The method demonstrated that there are many viable city wide projects that when informed with a planning stage may integrate the systems for better urban community growth alongside city level agriculture planning that enhances public spaces in the city and promotes environmental and wellbeing sustainability within population hubs. The kind of city level planning and use of models would enhance sustainable programs by supporting them from conceptualisation all the way to long term community development.
We have now analysed combining methods in geographic and agricultural tech through spatial evaluation with sophisticated modelling we gain new tools in the development and assessment of urban agriculture systems, this is applicable to other case study areas in order to assess city urban crop viability, or to analyse an array of crops for regional variations and yields, when applied they allow urban space for food production schemes. This brings significant advantage in planning from urban farming implementation and may very possibly revolutionize food planning alongside resource usage in cities.

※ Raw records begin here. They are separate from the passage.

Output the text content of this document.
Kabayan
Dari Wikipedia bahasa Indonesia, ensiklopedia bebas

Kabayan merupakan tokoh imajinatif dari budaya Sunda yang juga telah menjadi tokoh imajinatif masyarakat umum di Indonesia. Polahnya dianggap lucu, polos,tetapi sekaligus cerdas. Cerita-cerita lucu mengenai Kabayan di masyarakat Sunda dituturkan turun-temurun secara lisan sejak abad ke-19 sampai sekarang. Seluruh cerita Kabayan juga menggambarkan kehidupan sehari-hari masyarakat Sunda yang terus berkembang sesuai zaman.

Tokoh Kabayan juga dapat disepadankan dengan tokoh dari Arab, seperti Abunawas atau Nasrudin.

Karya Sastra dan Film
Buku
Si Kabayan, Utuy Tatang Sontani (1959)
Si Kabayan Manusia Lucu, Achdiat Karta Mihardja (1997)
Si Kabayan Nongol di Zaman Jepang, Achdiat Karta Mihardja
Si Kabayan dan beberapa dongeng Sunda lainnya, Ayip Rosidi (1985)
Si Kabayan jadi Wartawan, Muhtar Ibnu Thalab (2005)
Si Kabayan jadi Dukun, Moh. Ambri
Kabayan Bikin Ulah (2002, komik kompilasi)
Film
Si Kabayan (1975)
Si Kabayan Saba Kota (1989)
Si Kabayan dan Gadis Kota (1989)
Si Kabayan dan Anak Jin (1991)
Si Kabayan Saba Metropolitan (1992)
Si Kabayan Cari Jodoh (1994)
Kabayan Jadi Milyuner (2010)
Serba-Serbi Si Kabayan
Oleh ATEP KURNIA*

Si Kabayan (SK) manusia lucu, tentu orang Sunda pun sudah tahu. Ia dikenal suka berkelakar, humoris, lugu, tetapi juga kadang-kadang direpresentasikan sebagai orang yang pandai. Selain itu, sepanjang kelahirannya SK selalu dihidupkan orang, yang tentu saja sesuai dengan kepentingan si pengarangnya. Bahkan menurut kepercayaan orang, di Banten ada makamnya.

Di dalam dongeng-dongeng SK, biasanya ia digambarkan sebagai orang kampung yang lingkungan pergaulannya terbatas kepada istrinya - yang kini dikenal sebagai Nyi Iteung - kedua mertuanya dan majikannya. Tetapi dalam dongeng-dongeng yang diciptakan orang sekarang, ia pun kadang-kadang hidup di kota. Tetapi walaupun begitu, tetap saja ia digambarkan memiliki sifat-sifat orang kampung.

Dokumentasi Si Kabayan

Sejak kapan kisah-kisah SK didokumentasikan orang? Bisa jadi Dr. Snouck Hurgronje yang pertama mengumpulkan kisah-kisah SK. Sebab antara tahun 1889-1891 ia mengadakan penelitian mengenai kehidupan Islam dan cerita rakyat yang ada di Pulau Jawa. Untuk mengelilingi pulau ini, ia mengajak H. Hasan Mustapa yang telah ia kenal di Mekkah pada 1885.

Urban Agriculture schemes using these advanced technical methods will increase sustainability whilst at the same time provide fresh produce for residents within communities with more resilient food system capacity in cities, promoting green environment growth, alongside health and nutritional wellbeing through food availability that provides maximum yield in optimal and strategic systems for any given area.
Integrating planning alongside practical systems to convert concepts into city action schemes through geospatial technology, and the power of crop models will lead to an innovative new future in urban space for sustainable agricultural systems that will also be more efficient than ever previously possible. The results show the power of information analysis. This kind of model driven future holds an enormous amount of untapped potential.